EE380 Computer Systems Colloquium

Big Data is (at least) Four Different Problems
Wednesday, June 1, 2016 - 4:30pm to 5:30pm
Gates B03
Michael Stonebraker (MIT)
Abstract / Description: 

"Big Data" means different things to different people. To me, it means one of four totally different problems:

Big volumes of data, but "small" analytics. The traditional data warehouse vendors support SQL analytics on very large volumes of data. In this talk, I make a few comments on where I see this market going, and possible technical disruptions ahead.
Big analytics on big volumes of data. By big analytics, I mean data clustering, regressions, machine learning, and other much more complex analytics on very large amounts of data. I will explain the various approaches to integrating complex analytics into DBMSs, and discuss which ones seem more promising.

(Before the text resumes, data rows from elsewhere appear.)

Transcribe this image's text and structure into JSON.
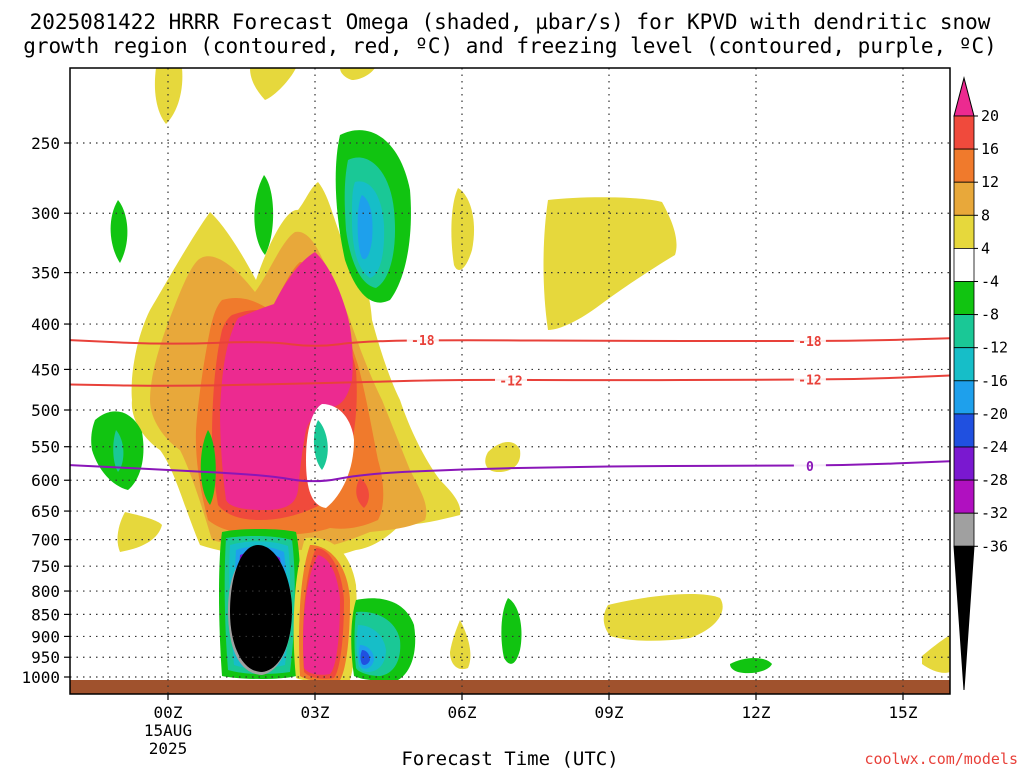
{
  "title_line1": "2025081422 HRRR Forecast Omega (shaded, µbar/s) for KPVD with dendritic snow",
  "title_line2": "growth region (contoured, red, ºC) and freezing level (contoured, purple, ºC)",
  "credit": "coolwx.com/models",
  "chart_data": {
    "type": "heatmap",
    "title": "2025081422 HRRR Forecast Omega (shaded, µbar/s) for KPVD with dendritic snow growth region (contoured, red, ºC) and freezing level (contoured, purple, ºC)",
    "xlabel": "Forecast Time (UTC)",
    "ylabel": "",
    "x_ticks": [
      {
        "label": "00Z",
        "hour": 0,
        "sub": [
          "15AUG",
          "2025"
        ]
      },
      {
        "label": "03Z",
        "hour": 3
      },
      {
        "label": "06Z",
        "hour": 6
      },
      {
        "label": "09Z",
        "hour": 9
      },
      {
        "label": "12Z",
        "hour": 12
      },
      {
        "label": "15Z",
        "hour": 15
      }
    ],
    "xlim": [
      -2,
      16
    ],
    "y_scale": "log-pressure",
    "ylim": [
      1030,
      200
    ],
    "y_ticks": [
      250,
      300,
      350,
      400,
      450,
      500,
      550,
      600,
      650,
      700,
      750,
      800,
      850,
      900,
      950,
      1000
    ],
    "grid": true,
    "colorbar": {
      "units": "µbar/s",
      "labels": [
        "20",
        "16",
        "12",
        "8",
        "4",
        "-4",
        "-8",
        "-12",
        "-16",
        "-20",
        "-24",
        "-28",
        "-32",
        "-36"
      ],
      "colors": [
        "#ec2a90",
        "#f04a3c",
        "#f07a2c",
        "#e8a83a",
        "#e6d83c",
        "#ffffff",
        "#11c411",
        "#1ac896",
        "#16bec8",
        "#1ea0ec",
        "#2050e0",
        "#7a18d0",
        "#b010c0",
        "#a0a0a0",
        "#000000"
      ]
    },
    "contours": [
      {
        "name": "dendritic snow growth region",
        "color": "#e8413a",
        "label": "-18",
        "points": [
          [
            -2,
            417
          ],
          [
            0,
            422
          ],
          [
            2,
            418
          ],
          [
            3,
            425
          ],
          [
            4,
            418
          ],
          [
            6,
            417
          ],
          [
            9,
            418
          ],
          [
            12,
            418
          ],
          [
            14,
            418
          ],
          [
            16,
            415
          ]
        ]
      },
      {
        "name": "dendritic snow growth region",
        "color": "#e8413a",
        "label": "-12",
        "points": [
          [
            -2,
            468
          ],
          [
            0,
            470
          ],
          [
            2,
            468
          ],
          [
            4,
            465
          ],
          [
            6,
            462
          ],
          [
            9,
            463
          ],
          [
            12,
            462
          ],
          [
            14,
            462
          ],
          [
            16,
            457
          ]
        ]
      },
      {
        "name": "freezing level",
        "color": "#8a16b8",
        "label": "0",
        "points": [
          [
            -2,
            577
          ],
          [
            0,
            584
          ],
          [
            2,
            592
          ],
          [
            3,
            605
          ],
          [
            4,
            590
          ],
          [
            6,
            583
          ],
          [
            8,
            580
          ],
          [
            10,
            578
          ],
          [
            12,
            578
          ],
          [
            14,
            577
          ],
          [
            16,
            571
          ]
        ]
      }
    ],
    "contour_labels": [
      {
        "text": "-18",
        "hour": 5.2,
        "p": 417,
        "color": "#e8413a"
      },
      {
        "text": "-18",
        "hour": 13.1,
        "p": 418,
        "color": "#e8413a"
      },
      {
        "text": "-12",
        "hour": 7.0,
        "p": 463,
        "color": "#e8413a"
      },
      {
        "text": "-12",
        "hour": 13.1,
        "p": 462,
        "color": "#e8413a"
      },
      {
        "text": "0",
        "hour": 13.1,
        "p": 578,
        "color": "#8a16b8"
      }
    ],
    "ground_color": "#a0522d"
  }
}
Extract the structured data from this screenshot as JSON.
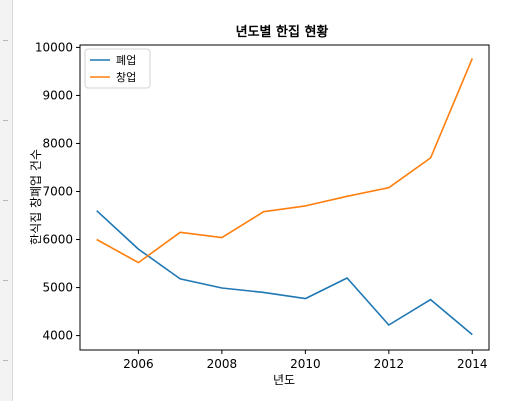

Big velocity. By this I mean being able to absorb and process a firehose of incoming data for applications like electronic trading. In this market, the traditional SQL vendors are a non-starter. I will discuss alternatives including complex event processing (CEP), NoSQL and NewSQL systems. I will also make a few comments about the "internet of things".

Big Diversity. Many enterprises are faced with integrating a larger and larger number of data sources with diverse data (spreadsheets, web sources, XML, traditional DBMSs). The traditional ETL products do not appear up to the challenges of this new world, and I talk about alternate ways to go, and conclude that this is the "800 pound gorilla in the corner".